Rhidian Bridge, an ex-marine who is now a risk management consultant to commercial shipping, UK Ministry of Defence and the film industry, sees trouble ahead for the Volvo Race. “I would suggest that the Volvo has a serious problem.” Bridge describes an industry that has arisen around managing the risks surrounding piracy: including lawyers, negotiators, ransom delivery and security advisors. And while many operations are unarmed, there are also guns for hire despite “considerable legal issues.” Bridge concludes, “Pretty much the full extent of the Indian Ocean is now considered at risk from the current piracy issue. I am curious as to when they will move elsewhere ­– and why not?”

 

 

Now What?

In writing previously about Paul and Rachel Chandler (NWY January 2011 & January 2010) it became clear to me that this problem was bigger than an unfortunate English couple. It’s a business. In my opinion, the shipping companies have perpetuated it by looking at the ransoms and ongoing security measures as a cost of doing business.
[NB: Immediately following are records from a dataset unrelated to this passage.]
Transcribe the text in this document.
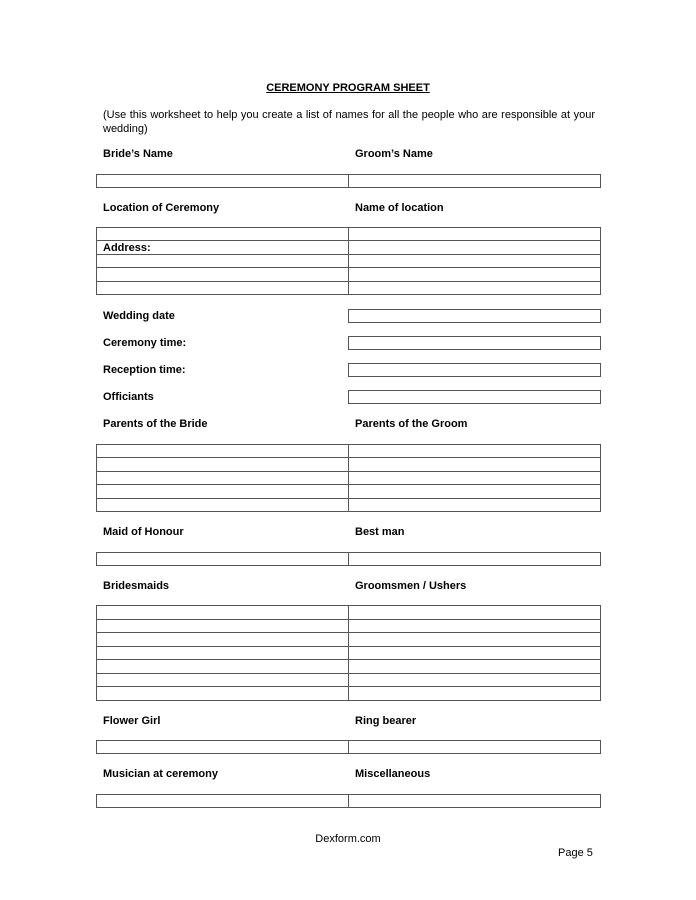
CEREMONY PROGRAM SHEET
(Use this worksheet to help you create a list of names for all the people who are responsible at your wedding)
Bride’s Name	Groom’s Name
Location of Ceremony	Name of location
Address:
Wedding date
Ceremony time:
Reception time:
Officiants
Parents of the Bride	Parents of the Groom
Maid of Honour	Best man
Bridesmaids	Groomsmen / Ushers
Flower Girl	Ring bearer
Musician at ceremony	Miscellaneous
Dexform.com
Page 5
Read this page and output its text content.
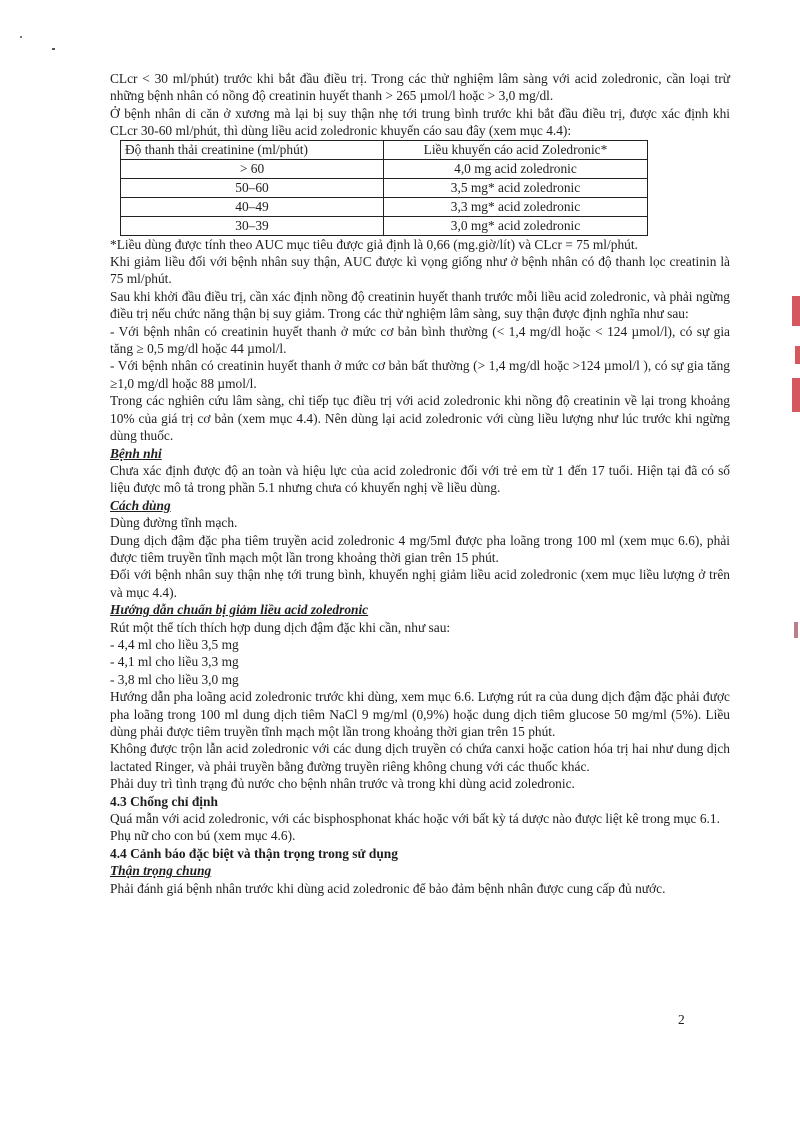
CLcr < 30 ml/phút) trước khi bắt đầu điều trị. Trong các thử nghiệm lâm sàng với acid zoledronic, cần loại trừ những bệnh nhân có nồng độ creatinin huyết thanh > 265 µmol/l hoặc > 3,0 mg/dl.

Ở bệnh nhân di căn ở xương mà lại bị suy thận nhẹ tới trung bình trước khi bắt đầu điều trị, được xác định khi CLcr 30-60 ml/phút, thì dùng liều acid zoledronic khuyến cáo sau đây (xem mục 4.4):

Độ thanh thải creatinine (ml/phút)	Liều khuyến cáo acid Zoledronic*
> 60	4,0 mg acid zoledronic
50–60	3,5 mg* acid zoledronic
40–49	3,3 mg* acid zoledronic
30–39	3,0 mg* acid zoledronic

*Liều dùng được tính theo AUC mục tiêu được giả định là 0,66 (mg.giờ/lít) và CLcr = 75 ml/phút.

Khi giảm liều đối với bệnh nhân suy thận, AUC được kì vọng giống như ở bệnh nhân có độ thanh lọc creatinin là 75 ml/phút.

Sau khi khởi đầu điều trị, cần xác định nồng độ creatinin huyết thanh trước mỗi liều acid zoledronic, và phải ngừng điều trị nếu chức năng thận bị suy giảm. Trong các thử nghiệm lâm sàng, suy thận được định nghĩa như sau:

- Với bệnh nhân có creatinin huyết thanh ở mức cơ bản bình thường (< 1,4 mg/dl hoặc < 124 µmol/l), có sự gia tăng ≥ 0,5 mg/dl hoặc 44 µmol/l.

- Với bệnh nhân có creatinin huyết thanh ở mức cơ bản bất thường (> 1,4 mg/dl hoặc >124 µmol/l ), có sự gia tăng ≥1,0 mg/dl hoặc 88 µmol/l.

Trong các nghiên cứu lâm sàng, chỉ tiếp tục điều trị với acid zoledronic khi nồng độ creatinin về lại trong khoảng 10% của giá trị cơ bản (xem mục 4.4). Nên dùng lại acid zoledronic với cùng liều lượng như lúc trước khi ngừng dùng thuốc.

Bệnh nhi

Chưa xác định được độ an toàn và hiệu lực của acid zoledronic đối với trẻ em từ 1 đến 17 tuổi. Hiện tại đã có số liệu được mô tả trong phần 5.1 nhưng chưa có khuyến nghị về liều dùng.

Cách dùng

Dùng đường tĩnh mạch.

Dung dịch đậm đặc pha tiêm truyền acid zoledronic 4 mg/5ml được pha loãng trong 100 ml (xem mục 6.6), phải được tiêm truyền tĩnh mạch một lần trong khoảng thời gian trên 15 phút.

Đối với bệnh nhân suy thận nhẹ tới trung bình, khuyến nghị giảm liều acid zoledronic (xem mục liều lượng ở trên và mục 4.4).

Hướng dẫn chuẩn bị giảm liều acid zoledronic

Rút một thể tích thích hợp dung dịch đậm đặc khi cần, như sau:

- 4,4 ml cho liều 3,5 mg

- 4,1 ml cho liều 3,3 mg

- 3,8 ml cho liều 3,0 mg

Hướng dẫn pha loãng acid zoledronic trước khi dùng, xem mục 6.6. Lượng rút ra của dung dịch đậm đặc phải được pha loãng trong 100 ml dung dịch tiêm NaCl 9 mg/ml (0,9%) hoặc dung dịch tiêm glucose 50 mg/ml (5%). Liều dùng phải được tiêm truyền tĩnh mạch một lần trong khoảng thời gian trên 15 phút.

Không được trộn lẫn acid zoledronic với các dung dịch truyền có chứa canxi hoặc cation hóa trị hai như dung dịch lactated Ringer, và phải truyền bằng đường truyền riêng không chung với các thuốc khác.

Phải duy trì tình trạng đủ nước cho bệnh nhân trước và trong khi dùng acid zoledronic.

4.3 Chống chỉ định

Quá mẫn với acid zoledronic, với các bisphosphonat khác hoặc với bất kỳ tá dược nào được liệt kê trong mục 6.1.

Phụ nữ cho con bú (xem mục 4.6).

4.4 Cảnh báo đặc biệt và thận trọng trong sử dụng

Thận trọng chung

Phải đánh giá bệnh nhân trước khi dùng acid zoledronic để bảo đảm bệnh nhân được cung cấp đủ nước.

2
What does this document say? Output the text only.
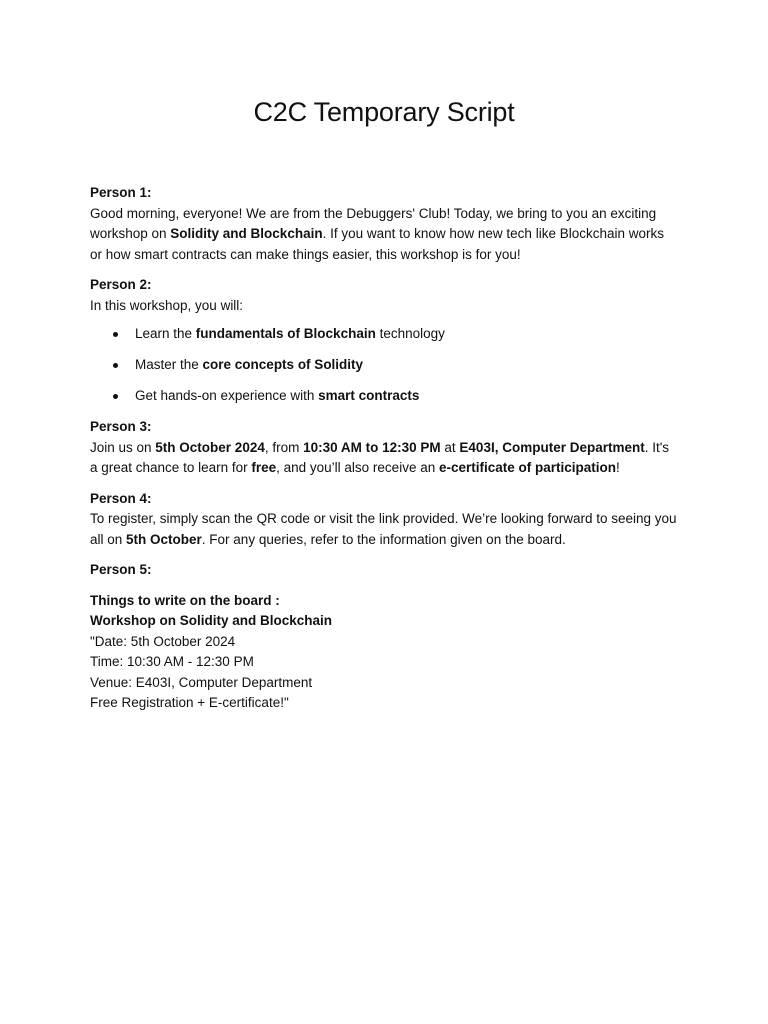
C2C Temporary Script
Person 1:
Good morning, everyone! We are from the Debuggers' Club! Today, we bring to you an exciting workshop on Solidity and Blockchain. If you want to know how new tech like Blockchain works or how smart contracts can make things easier, this workshop is for you!
Person 2:
In this workshop, you will:
Learn the fundamentals of Blockchain technology
Master the core concepts of Solidity
Get hands-on experience with smart contracts
Person 3:
Join us on 5th October 2024, from 10:30 AM to 12:30 PM at E403I, Computer Department. It's a great chance to learn for free, and you’ll also receive an e-certificate of participation!
Person 4:
To register, simply scan the QR code or visit the link provided. We’re looking forward to seeing you all on 5th October. For any queries, refer to the information given on the board.
Person 5:
Things to write on the board :
Workshop on Solidity and Blockchain
"Date: 5th October 2024
Time: 10:30 AM - 12:30 PM
Venue: E403I, Computer Department
Free Registration + E-certificate!"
I’m no pacifist when it comes to dealing with these killers, but a pragmatist. Unfortunately to just shoot first is not going to fix the problem.

Any real solution must address all facets of this issue. The most important and trickiest element is freeing the hostages currently held. Then, perhaps some international maritime laws have to be changed or amended so the militaries have more latitude and vessels can aggressively defend themselves. The killers’ assets must be seized (we do that to terrorists, right?) Find the sources of their weapons and cut them off. Cruisers need to stay out of the area until it’s cleaned up. The murderers caught in the act or convicted of crimes should be dealt with to the very fullest extent of the law.

And yes, there needs to be some kind of international effort to develop a semblance of an economy in a land where there hasn’t been a fully functioning government in 20 years. Chisnell points out that the historic and plentiful fishing grounds off Somalia are in crisis. Without a government protecting its fishing rights, foreign fishermen armed with modern fishing boats and equipment are decimating the fish populations, leaving Somali fishermen with nothing to catch. No doubt many of the killers would rather be fishing.

There’s no excusing piracy, but the killers must see only a big downside in piracy and a chance at survival if they change their ways.

We can do this without losing our humanity. But we need to do it now, because if piracy works, it will spread.